Other battle royale games — and there are just so many now — have shown that the game type itself is fun enough to create a massive success. Turns out, jumping out of some kind of sky receptacle, plummeting to the earth and then spending the next 30 minutes trying to waste 99 other human beings to prove you’re the best is satisfying. But none of them — not even Fortnite — have felt smooth to play and shoot.
Blackout doesn’t really re-invent the wheel of its genre. Instead, it’s like a standard Call of Duty game on the biggest scale imaginable. The way you mantle, run and even grapple all feel similar to what you find in the game’s fast-paced multiplayer modes. Through years of fine-tuning and spending unimaginable amounts of money, Treyarch has developed crafted movement that feels fabulous — like you’re in perfect control of every action.
When I started playing games like PUBG and Fortnite, I spent just as much time fighting the controls as I did learning the map. Blackout removes that step. From the start, I feel responsible for every kill and every loss — and that kind of agency is exactly what I want from a battle royale game.
I no longer feel the tedium of dropping into the same situation over and over again anymore, and the battle against the controls is no longer part of my mission.

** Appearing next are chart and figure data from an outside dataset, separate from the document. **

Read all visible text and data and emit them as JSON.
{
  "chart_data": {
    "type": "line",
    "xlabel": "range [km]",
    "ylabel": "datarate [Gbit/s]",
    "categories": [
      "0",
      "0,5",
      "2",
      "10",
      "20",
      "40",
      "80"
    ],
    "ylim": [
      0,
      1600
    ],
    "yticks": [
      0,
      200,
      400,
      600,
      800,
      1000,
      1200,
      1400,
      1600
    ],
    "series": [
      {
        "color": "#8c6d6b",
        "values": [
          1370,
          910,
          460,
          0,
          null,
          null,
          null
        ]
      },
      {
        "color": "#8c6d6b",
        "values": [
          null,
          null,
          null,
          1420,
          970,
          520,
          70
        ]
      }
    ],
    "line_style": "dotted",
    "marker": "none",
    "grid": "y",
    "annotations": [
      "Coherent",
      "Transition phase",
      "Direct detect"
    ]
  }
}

When I lose in Blackout, I’m excited to drop again, not hoping someone in my squad will have to call it quits for the night and give me an easy way out.
The best thing I can say about Blackout is that it reminds me of all the fun I had playing PUBG in the game’s opening months, when it felt fresh and exciting. Over the past year, I’ve grown cynical about that game, though, because of the holes that continued to peek through and grow larger. It may be early on, but I don’t think Blackout will suffer that same fate. I thought I was past battle royale — that the last year was enough for me. But Blackout has pulled me back in, and suddenly it feels like I never left.